Things got more strange after I read this great piece from Ryan Wilson. Ryan collected Corey's zone exit data to see how Pittsburgh's defensemen were exiting the zone last year. Again, Engelland and Despres had identical success rates in terms of exiting the zone. Moreover, the graph below that showed that Engelland and Despres were turning the puck over and icing it at the same rate as well. If we're only looking at these stats, either Engelland is much better than we thought, or Despres' struggles were more real than imagined.

Yet when we look at CF%, there's a clear divide: 52% for Despres vs. 44% for Engelland. That's a mighty big swing that would suggest one of them is doing a lot right while the other one is close to drowning.
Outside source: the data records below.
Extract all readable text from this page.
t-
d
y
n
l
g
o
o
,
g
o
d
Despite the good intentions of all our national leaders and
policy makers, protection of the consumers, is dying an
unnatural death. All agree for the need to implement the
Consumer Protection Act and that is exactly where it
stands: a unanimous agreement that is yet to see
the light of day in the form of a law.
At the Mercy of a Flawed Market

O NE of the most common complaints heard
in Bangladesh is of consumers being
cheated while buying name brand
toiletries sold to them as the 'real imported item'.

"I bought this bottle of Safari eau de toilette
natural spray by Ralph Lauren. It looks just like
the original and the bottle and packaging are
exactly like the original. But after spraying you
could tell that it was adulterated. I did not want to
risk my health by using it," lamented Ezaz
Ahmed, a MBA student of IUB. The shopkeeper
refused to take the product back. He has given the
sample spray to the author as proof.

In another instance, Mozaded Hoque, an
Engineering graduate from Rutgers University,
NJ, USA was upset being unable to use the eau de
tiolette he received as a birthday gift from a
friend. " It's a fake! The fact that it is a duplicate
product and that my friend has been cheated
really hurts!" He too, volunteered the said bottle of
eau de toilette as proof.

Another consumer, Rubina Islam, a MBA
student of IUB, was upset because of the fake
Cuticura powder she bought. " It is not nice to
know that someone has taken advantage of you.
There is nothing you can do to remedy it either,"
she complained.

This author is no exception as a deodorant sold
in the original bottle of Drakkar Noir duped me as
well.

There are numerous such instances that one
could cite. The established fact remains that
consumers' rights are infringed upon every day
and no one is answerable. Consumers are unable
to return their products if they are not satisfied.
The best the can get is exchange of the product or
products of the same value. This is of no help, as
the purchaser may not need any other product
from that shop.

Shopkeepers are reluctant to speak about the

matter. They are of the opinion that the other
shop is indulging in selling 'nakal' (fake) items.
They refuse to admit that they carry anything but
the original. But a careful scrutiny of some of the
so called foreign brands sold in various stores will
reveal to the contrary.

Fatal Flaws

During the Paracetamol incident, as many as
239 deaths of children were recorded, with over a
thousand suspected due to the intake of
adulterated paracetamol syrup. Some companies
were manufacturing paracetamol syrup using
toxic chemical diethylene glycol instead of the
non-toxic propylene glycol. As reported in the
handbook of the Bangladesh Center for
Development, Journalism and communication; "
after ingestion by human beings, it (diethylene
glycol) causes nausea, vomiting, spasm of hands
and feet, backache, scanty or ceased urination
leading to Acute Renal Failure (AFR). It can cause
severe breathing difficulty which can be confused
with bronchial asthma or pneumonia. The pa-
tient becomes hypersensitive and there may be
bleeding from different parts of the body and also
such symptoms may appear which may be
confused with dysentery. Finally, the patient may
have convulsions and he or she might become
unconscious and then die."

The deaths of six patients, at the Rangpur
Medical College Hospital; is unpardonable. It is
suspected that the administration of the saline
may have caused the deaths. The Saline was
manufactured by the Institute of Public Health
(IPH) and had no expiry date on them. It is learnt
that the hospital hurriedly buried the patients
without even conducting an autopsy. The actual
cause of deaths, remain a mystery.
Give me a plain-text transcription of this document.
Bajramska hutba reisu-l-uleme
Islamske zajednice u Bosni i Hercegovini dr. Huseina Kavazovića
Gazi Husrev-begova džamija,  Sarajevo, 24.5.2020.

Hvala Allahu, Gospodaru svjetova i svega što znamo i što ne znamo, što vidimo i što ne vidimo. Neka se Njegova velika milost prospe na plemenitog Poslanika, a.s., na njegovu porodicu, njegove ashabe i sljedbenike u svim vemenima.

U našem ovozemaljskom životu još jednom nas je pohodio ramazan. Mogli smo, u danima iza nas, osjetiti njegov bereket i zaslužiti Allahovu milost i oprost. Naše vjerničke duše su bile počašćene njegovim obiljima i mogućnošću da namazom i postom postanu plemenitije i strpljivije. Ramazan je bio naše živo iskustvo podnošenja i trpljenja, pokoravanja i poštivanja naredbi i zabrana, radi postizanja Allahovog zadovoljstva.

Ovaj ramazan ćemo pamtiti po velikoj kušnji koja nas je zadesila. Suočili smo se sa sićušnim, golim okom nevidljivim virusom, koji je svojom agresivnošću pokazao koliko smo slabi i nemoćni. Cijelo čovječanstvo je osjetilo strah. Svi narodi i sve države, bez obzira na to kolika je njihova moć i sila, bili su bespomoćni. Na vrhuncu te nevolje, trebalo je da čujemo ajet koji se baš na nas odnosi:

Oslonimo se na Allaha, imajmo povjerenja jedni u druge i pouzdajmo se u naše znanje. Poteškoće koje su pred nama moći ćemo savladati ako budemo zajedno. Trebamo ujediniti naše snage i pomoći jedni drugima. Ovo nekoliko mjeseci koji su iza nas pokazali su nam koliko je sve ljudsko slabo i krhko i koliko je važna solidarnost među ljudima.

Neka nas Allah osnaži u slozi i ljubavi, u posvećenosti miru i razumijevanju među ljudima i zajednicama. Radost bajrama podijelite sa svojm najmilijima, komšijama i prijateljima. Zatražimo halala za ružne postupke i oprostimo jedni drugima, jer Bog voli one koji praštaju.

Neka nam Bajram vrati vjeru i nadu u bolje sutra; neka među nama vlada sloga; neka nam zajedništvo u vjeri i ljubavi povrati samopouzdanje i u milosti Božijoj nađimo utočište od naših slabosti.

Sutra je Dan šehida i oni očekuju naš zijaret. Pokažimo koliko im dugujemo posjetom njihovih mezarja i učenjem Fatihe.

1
Zone start explains about 1%-2% of the difference--53% for Despres and only 46% for Engelland. Their competition, as mentioned above, was identical, so that's not the rest of the answer either. That just leaves teammates.

Hockey Analysis has data on each player's teammates for this year at 5v5 hockey and how much ice time they spent with each one. If Engelland had to play with crappy players, then that's a big part of the puzzle that's missing from the picture. So I looked at what percentage of Despres and Engelland's total 5v5 ice time they spent with the two big anchors on defense: Orpik and Scuderi.


You can see that the coaches stuck Engelland with the dead weight much more often than Despres. Engelland skated with Scuderi more than twice as often as Despres relative to their ice time, and he was with Orpik nearly four times as much. The disparity in how much ice time they shared with these two is a big chunk of why their final on-ice possession numbers look so different.

Let's do the same thing for the bad forwards--Glass, Pyatt, Vitale, and Adams.


Similar story here. Engelland spends more time with three of the four plugs, and it's most pronounced with Glass and Adams. This is more evidence that teammates were part of the reason for the CF% differential between Despres and Engelland. Is there a similar difference with the good forwards?


This is consistent with what we've seen so far. Despres was getting more time with the elite players who were posting better CF% numbers. I think there's a sizable teammate effect going on here. That isn't to say that the CF% differential between Despres and Engelland is explained entirely by context. Despres is a much better skater and he's ten years younger than Engelland. He's also got a more impressive pedigree and a supposedly higher ceiling. But the above analysis illustrates that the divide between the two players isn't nearly as large as some suppose.

What remains interesting to me is the fact that Despres' zone exit and zone entry numbers were so mediocre. Some believe that Bylsma's system explains Despres' struggles, but those zone entry numbers are individual events: it's Despres versus one forward, and his only job is force that player to dump the puck in or break up his entry at the blue line. I have a tough time imagining how any "systems" come into play when we're tracking these numbers on an individual level.

Zone exits are different in that a team's system can affect the outlets out of the zone that are available. So let's assume that was true in Despres' case. It still doesn't explain, though, why Maatta, Niskanen, Martin, and Letang all did fine. Nor does it explain how poor puck-movers like Engelland were putting up equally good zone exit numbers compared to Despres.

In short, I think these zone entry and exit numbers are important context in evaluating our defensemen from last year. And if David Johnson's research is right, they have the potential to be more important than CF% numbers (though we're not sure yet). I very much hope that Despres improves next year since the Penguins need him to be better. But I don't think it's accurate to pretend that Engelland was a replacement level player and Despres was a top-4 talent that was misused. On an individual level, they put forth very similar seasons when you break down the zone entry and zone exit numbers.